Gejolak situasi perubahan hidup yang dirasakan di tengah pandemi Covid-19, rupanya tak memutus aspek riah-riuh perayaan tahunan, Valentine's Day (V-day) atau hari kasih sayang yang jatuh setiap tanggal 14 Februari. Semarak perayaan V-day yang banyak diklaim sebagai harinya kaum muda-mudi untuk saling mencintai, saling ber-kasih-sayang ini, terciprat dengan ragam efouria yang bergema bahkan sejak hari pertama di bulan Februari tiba.Â
Pernak-pernik V-day, semisal bunga, boneka, coklat, parfum, aneka kartu ucapan: Ich liebe Dich, Happy Valentine's Day, I love you; berjejer memenuhi sejumlah toko dan supermarket.
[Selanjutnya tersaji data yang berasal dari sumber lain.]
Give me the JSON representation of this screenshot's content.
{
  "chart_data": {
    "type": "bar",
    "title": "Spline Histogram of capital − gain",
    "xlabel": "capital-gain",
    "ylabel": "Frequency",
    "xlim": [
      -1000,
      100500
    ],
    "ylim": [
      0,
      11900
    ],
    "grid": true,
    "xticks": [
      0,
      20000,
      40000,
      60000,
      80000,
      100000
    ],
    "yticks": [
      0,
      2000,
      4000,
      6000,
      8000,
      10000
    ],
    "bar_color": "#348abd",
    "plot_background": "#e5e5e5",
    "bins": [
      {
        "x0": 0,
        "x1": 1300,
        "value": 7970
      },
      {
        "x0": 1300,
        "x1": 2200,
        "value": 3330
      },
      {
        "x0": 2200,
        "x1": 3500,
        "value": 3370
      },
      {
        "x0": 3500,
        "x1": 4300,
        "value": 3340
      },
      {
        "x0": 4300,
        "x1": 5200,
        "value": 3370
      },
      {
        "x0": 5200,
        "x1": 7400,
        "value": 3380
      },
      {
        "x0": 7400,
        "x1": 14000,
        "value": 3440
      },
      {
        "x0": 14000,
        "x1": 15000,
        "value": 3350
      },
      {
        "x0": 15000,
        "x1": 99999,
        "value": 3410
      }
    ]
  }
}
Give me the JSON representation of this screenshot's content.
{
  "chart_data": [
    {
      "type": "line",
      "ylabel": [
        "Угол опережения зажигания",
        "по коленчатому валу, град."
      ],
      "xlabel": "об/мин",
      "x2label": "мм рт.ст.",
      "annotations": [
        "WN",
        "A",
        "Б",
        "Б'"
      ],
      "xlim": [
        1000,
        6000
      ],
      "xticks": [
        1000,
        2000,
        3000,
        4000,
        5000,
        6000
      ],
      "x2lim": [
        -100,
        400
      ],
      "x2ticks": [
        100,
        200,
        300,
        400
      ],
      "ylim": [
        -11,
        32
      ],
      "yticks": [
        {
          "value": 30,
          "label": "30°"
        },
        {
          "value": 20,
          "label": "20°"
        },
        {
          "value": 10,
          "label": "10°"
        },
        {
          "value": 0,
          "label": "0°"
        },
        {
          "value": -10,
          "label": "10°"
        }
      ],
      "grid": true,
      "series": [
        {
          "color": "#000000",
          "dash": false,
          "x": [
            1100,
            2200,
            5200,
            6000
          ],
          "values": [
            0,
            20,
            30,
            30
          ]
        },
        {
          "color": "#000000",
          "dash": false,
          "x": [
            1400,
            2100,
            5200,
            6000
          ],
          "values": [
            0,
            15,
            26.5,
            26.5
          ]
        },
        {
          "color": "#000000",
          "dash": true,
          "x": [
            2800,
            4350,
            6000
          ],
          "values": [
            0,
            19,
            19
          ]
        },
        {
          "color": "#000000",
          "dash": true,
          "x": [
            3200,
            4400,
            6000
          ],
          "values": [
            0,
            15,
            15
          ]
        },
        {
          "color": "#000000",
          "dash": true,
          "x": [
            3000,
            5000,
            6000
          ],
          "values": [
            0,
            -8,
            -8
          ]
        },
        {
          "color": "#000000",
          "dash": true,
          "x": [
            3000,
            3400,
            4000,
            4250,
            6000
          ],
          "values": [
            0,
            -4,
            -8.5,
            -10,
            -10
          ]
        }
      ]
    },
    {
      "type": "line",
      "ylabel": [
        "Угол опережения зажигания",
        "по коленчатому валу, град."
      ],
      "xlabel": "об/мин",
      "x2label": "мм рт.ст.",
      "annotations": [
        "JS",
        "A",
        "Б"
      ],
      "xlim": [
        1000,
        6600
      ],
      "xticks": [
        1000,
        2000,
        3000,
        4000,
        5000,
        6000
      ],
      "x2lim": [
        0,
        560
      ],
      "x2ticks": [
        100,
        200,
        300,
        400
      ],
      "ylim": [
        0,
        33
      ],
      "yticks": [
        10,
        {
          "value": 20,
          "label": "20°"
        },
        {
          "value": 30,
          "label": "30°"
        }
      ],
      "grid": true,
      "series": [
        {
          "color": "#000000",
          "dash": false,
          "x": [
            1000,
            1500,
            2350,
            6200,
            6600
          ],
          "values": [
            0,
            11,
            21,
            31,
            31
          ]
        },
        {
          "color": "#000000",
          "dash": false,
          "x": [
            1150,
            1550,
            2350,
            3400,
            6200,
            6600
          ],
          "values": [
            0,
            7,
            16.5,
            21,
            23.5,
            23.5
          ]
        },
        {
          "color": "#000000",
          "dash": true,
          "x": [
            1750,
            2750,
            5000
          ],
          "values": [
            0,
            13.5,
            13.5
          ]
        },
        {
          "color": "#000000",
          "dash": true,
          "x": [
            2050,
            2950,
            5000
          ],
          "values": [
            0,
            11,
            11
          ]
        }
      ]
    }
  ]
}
Tak hanya itu, gejolak kasih-sayang V-day juga mengemuka dengan hadirnya aneka tawaran promo, sebut saja salah satunya promo yang lazimnya hadir, promo Cashbac yaitu #KodeCinta. Postingan-postingan bertajuk cinta, kasih-sayang di medsos, juga turut melengkapi gairah perayaan V-day. Semuanya itu seolah-olah mau menegaskan betapa unik dan berharganya perayaan V-day, sehingga apa pun bisa dibeli dan dihadirkan demi mewujudnya aspek "mencintai, kasih-sayang" itu.
Meski demikian, ria-riuh-nya perayaan V-day tak terlepas pula dari diskusi-diskusi kontoversial berkenaan dengan layak-tidaknya V-day itu dirayakan. Problem ini sebetulnya hadir dengan alasan historis perayaan V-day itu sendiri, serta aspek negatif semisal maraknya tindak "pembuktian cinta" yang menyimpang antarpasangan belia di hari Valentine.
V-day dan Historisitasnya
Segi historis V-day sesungguhnya memiliki banyak versi cerita dan penafsiran. Sekurang-kurangnya ada dua cerita historis yang dapat penulis tampilkan dalam meninjau hadirnya perayaan V-day setiap tanggal 14 Februari itu.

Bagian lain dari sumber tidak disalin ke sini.